Kreativität blüht auf,
wenn wir ein Gefühl
von Sicherheit und
Selbst Akzeptanz haben
Julia Cameron

Bei der Einladung zum Malen höre ich immer wieder: „ich kann nicht malen“.
Das ging mir auch so, als ich, etwas ratlos, vor einem leeren Blatt stand und die Farben anschaute.
Dann traute ich mich mit ersten Pinselstrichen meiner Lieblingsfarbe.
Nach kurzer Zeit kam etwas in Fluss in mir und es begann, mir richtig Spaß zu machen.
Da im Malort in Stuttgart nicht über die Bilder gesprochen wird, lernte ich, ganz bei mir zu bleiben.
Das war sehr überraschend und wohltuend und ist jetzt mehr als 10 Jahre her.
Ich bin dabei geblieben. (Malort Stuttgart)
Was geschieht im Mal-Raum (in Gönningen)?
Wir malen im geschützten Raum, ohne die Bilder zu bewerten, zu beurteilen oder zu interpretieren.

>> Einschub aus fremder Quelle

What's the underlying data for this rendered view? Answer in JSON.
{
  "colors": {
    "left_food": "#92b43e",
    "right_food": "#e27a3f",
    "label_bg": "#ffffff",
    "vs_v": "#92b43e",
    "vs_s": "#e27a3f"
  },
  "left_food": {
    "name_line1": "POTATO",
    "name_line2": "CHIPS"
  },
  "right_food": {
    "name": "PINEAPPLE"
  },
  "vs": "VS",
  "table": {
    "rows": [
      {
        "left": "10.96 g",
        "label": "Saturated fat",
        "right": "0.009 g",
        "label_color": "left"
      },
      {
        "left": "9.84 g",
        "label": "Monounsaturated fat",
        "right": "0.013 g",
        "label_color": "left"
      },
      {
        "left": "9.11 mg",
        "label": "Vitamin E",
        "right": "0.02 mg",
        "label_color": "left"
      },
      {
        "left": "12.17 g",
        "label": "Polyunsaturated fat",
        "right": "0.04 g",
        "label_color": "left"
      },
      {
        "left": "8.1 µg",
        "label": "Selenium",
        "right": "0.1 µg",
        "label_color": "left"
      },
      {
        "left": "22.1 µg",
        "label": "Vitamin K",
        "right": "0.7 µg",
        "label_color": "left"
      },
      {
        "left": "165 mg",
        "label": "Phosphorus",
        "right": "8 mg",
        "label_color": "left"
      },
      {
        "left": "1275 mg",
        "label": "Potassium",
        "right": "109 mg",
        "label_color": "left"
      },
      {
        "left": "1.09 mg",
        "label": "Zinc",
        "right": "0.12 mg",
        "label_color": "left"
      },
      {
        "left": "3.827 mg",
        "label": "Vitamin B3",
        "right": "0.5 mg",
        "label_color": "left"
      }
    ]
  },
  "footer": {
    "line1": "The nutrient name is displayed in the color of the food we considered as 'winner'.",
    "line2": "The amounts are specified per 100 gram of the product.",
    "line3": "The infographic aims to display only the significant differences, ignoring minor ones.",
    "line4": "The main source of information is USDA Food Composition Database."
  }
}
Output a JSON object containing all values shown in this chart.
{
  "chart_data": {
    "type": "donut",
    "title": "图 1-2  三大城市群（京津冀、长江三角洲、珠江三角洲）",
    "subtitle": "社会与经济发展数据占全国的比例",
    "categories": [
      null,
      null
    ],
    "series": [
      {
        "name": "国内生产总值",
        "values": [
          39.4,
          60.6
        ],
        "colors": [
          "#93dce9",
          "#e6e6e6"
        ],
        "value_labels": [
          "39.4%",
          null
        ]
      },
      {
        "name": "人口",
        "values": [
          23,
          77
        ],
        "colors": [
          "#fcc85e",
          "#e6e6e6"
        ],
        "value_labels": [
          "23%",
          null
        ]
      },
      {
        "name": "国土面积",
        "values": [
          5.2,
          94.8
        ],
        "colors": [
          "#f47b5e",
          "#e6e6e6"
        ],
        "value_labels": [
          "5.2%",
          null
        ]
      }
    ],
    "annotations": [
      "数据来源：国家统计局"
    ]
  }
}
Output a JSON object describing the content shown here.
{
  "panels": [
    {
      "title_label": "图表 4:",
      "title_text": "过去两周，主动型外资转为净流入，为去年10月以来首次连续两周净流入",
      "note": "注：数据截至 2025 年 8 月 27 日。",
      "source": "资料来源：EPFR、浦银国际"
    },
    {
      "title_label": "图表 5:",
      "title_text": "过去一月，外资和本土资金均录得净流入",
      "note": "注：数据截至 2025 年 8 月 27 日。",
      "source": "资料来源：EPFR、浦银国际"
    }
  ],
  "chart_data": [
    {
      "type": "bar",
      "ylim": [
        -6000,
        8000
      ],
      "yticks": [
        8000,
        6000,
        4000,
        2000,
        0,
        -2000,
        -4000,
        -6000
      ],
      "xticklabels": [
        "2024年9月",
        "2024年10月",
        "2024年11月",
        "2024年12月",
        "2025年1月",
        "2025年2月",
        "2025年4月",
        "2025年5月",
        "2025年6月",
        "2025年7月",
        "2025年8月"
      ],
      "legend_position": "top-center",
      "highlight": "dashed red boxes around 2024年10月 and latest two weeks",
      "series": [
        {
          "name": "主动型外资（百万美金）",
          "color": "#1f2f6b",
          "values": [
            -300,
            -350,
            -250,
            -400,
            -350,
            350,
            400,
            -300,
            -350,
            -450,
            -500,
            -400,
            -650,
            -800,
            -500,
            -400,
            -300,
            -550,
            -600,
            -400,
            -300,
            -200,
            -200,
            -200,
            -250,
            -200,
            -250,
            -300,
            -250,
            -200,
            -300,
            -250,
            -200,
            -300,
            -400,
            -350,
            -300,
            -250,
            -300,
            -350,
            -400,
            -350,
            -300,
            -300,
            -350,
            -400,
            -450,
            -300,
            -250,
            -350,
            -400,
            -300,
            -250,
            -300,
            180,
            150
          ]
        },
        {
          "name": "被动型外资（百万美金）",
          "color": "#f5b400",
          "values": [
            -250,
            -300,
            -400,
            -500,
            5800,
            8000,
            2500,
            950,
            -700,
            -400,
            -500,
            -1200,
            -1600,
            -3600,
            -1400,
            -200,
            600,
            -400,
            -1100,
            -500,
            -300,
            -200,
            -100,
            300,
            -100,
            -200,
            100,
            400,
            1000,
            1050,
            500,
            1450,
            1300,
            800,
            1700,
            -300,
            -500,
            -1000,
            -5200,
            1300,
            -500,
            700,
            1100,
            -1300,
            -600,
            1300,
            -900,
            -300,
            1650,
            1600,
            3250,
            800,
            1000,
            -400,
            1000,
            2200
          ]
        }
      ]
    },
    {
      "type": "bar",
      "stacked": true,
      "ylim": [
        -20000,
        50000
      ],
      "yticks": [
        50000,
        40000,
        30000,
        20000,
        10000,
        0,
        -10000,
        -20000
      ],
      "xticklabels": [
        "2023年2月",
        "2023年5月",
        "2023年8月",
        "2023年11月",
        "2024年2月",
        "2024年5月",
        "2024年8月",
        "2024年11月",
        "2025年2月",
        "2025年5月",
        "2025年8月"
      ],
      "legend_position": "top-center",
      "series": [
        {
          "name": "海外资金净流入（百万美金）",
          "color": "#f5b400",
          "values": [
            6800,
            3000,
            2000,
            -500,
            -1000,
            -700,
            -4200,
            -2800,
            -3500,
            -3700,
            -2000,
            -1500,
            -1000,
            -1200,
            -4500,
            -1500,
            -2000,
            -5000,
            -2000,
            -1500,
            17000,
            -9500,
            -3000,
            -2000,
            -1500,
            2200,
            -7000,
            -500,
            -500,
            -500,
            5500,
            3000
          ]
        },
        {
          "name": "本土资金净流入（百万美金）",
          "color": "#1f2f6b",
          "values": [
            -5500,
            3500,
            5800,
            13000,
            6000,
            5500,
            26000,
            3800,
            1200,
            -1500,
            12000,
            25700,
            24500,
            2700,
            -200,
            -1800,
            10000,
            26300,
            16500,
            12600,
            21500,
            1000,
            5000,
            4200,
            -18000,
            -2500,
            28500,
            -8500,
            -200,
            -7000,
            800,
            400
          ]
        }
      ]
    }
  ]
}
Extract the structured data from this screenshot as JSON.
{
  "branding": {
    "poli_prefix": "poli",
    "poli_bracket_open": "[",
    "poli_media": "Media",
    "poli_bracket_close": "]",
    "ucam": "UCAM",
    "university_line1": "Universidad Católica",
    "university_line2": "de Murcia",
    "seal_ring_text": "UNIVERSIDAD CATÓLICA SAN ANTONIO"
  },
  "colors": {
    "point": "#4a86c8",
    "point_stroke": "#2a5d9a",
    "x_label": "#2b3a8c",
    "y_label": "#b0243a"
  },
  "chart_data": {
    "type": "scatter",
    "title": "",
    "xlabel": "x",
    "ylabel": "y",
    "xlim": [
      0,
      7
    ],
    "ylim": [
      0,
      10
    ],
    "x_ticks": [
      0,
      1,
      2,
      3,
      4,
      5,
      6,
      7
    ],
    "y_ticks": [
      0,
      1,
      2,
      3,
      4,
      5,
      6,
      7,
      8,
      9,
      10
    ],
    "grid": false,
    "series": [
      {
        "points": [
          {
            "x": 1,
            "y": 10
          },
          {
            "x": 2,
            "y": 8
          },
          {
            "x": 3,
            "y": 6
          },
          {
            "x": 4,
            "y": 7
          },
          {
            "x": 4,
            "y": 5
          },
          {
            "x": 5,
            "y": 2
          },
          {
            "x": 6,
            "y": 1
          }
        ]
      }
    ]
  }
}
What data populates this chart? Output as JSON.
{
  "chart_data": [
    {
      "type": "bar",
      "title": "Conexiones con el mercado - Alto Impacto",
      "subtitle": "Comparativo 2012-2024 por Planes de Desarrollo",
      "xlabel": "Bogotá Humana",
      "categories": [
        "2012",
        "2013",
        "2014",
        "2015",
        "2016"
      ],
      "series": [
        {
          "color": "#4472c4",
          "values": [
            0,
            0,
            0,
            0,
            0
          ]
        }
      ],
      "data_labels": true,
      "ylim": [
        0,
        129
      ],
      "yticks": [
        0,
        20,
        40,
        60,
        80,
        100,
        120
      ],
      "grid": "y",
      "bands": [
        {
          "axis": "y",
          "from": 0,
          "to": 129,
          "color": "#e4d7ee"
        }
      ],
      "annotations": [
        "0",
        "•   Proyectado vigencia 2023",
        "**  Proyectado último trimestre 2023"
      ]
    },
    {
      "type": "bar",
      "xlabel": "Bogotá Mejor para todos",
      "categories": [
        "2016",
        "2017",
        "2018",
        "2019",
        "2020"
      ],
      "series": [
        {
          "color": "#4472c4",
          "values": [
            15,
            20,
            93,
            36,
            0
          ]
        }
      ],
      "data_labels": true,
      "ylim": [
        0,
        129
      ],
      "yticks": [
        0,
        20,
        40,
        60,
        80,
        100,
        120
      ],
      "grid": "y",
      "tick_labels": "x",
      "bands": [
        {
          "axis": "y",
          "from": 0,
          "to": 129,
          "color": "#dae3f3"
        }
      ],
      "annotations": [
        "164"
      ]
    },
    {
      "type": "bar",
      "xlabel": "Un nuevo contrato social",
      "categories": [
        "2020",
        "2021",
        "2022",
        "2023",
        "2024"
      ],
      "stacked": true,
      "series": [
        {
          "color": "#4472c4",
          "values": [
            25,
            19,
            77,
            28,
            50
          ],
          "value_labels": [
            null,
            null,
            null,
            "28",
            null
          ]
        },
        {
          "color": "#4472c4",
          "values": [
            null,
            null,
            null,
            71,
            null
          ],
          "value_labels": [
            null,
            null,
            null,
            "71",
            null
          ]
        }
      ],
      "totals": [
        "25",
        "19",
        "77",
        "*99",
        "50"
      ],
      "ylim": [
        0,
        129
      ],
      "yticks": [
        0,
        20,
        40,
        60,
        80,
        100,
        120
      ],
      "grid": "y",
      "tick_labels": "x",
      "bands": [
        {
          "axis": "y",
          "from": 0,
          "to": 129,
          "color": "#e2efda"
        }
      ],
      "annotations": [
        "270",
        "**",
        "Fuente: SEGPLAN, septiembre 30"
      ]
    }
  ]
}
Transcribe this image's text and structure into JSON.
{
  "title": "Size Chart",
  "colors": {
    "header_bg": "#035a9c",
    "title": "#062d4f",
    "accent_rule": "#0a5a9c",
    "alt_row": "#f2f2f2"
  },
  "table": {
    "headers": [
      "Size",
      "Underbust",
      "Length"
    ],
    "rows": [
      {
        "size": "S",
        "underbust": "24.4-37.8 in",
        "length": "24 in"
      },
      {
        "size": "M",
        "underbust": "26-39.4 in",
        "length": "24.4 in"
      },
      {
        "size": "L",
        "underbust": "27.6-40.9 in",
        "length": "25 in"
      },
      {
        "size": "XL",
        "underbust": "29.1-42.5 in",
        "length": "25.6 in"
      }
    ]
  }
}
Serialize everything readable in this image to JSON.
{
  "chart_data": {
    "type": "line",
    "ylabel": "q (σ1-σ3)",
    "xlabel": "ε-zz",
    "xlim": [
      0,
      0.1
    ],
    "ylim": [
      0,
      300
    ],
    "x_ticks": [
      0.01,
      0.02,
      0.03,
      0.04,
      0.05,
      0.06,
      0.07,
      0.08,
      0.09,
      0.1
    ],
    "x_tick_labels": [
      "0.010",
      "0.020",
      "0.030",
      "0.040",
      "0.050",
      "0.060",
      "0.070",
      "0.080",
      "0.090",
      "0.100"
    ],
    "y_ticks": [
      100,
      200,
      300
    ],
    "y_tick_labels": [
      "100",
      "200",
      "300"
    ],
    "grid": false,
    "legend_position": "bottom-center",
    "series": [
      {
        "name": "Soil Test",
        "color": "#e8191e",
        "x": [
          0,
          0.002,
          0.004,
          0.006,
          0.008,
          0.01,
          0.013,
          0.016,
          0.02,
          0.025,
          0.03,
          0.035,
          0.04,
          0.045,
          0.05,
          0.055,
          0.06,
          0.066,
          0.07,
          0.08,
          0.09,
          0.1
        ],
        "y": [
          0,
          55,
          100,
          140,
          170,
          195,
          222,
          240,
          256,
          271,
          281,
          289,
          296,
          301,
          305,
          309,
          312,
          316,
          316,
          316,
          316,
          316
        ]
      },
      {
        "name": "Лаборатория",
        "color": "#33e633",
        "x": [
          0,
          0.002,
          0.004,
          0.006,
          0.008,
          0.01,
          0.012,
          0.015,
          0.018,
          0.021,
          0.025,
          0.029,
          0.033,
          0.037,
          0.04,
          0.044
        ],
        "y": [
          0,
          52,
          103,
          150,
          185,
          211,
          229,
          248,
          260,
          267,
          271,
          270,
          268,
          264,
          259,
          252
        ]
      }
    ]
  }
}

Es gibt weder Vorgaben noch Korrekturen.
Du malst, was grade da ist und sich ausdrücken möchte.
Da wir nicht über die Bilder sprechen, kann sich deine eigene Kreativität und die einfache Freude am Mal-Spielen ungehindert zeigen.
Es zählt das Erlebnis und nicht das Ergebnis und es soll Spaß machen. Im Laufe der Zeit wirst du merken, dass dein Selbstwertgefühl gestärkt wird und du dich mehr traust, auch im Alltag „deins“ zu gestalten.
Akzeptanz und Toleranz wachsen, dir selbst und anderen gegenüber.
Für viele ist das eine ganz neue Erfahrung.

Im Hier und Jetzt sein
Woher kommt dieses ständige „weiter“, „schneller“ und „wenn ich erst mal das und das erreicht habe“?
Kleine Kinder zeigen dieses Verhalten nicht. Mit meinen Enkeln war ich mal wieder in der Natur unterwegs. Die Großen stürmten die Wege entlang, schwangen Stöcke, sprangen über den Bach kämpften mit ihren Fantasie Gegnern. Ich war ganz hinten mit dem Kleinen. Er saß auf dem Boden und drehte Steinchen um, dann nahm er einen Stock und bohrte Löcher in den Schnee. Und noch eins und noch eins.
Die anderen waren schon weg und ich versuchte, ihn zu drängeln. „jetzt komm schon, die anderen sind schon ganz da hinten“. Doch das Kind war völlig versunken und ganz bei sich.
Plötzlich hatte ich es begriffen: hier passierte Wesentliches. Der kleine Junge war ganz im Jetzt und musste nirgendwo sein und nirgendwo hin, als genau hier zu sitzen und Löcher zu bohren.
Wir Großen scheinen immer irgendwo hin zu müssen, und es fällt uns sehr schwer, im Hier und Jetzt zu sein.
Genau da setzen das freie und absichtslose Malen oder auch die Naturgänge an.
Ganz im Jetzt zu verweilen und, manchmal staunend, mitzuerleben, wie „es“ malt oder die Natur „tönt“.
Vielleicht ist „Staunen“ ja das richtige Wort. Nicht ständig alles zu wissen oder zu googeln, sondern wahrzunehmen, was gerade ist und geschieht – mehr nicht.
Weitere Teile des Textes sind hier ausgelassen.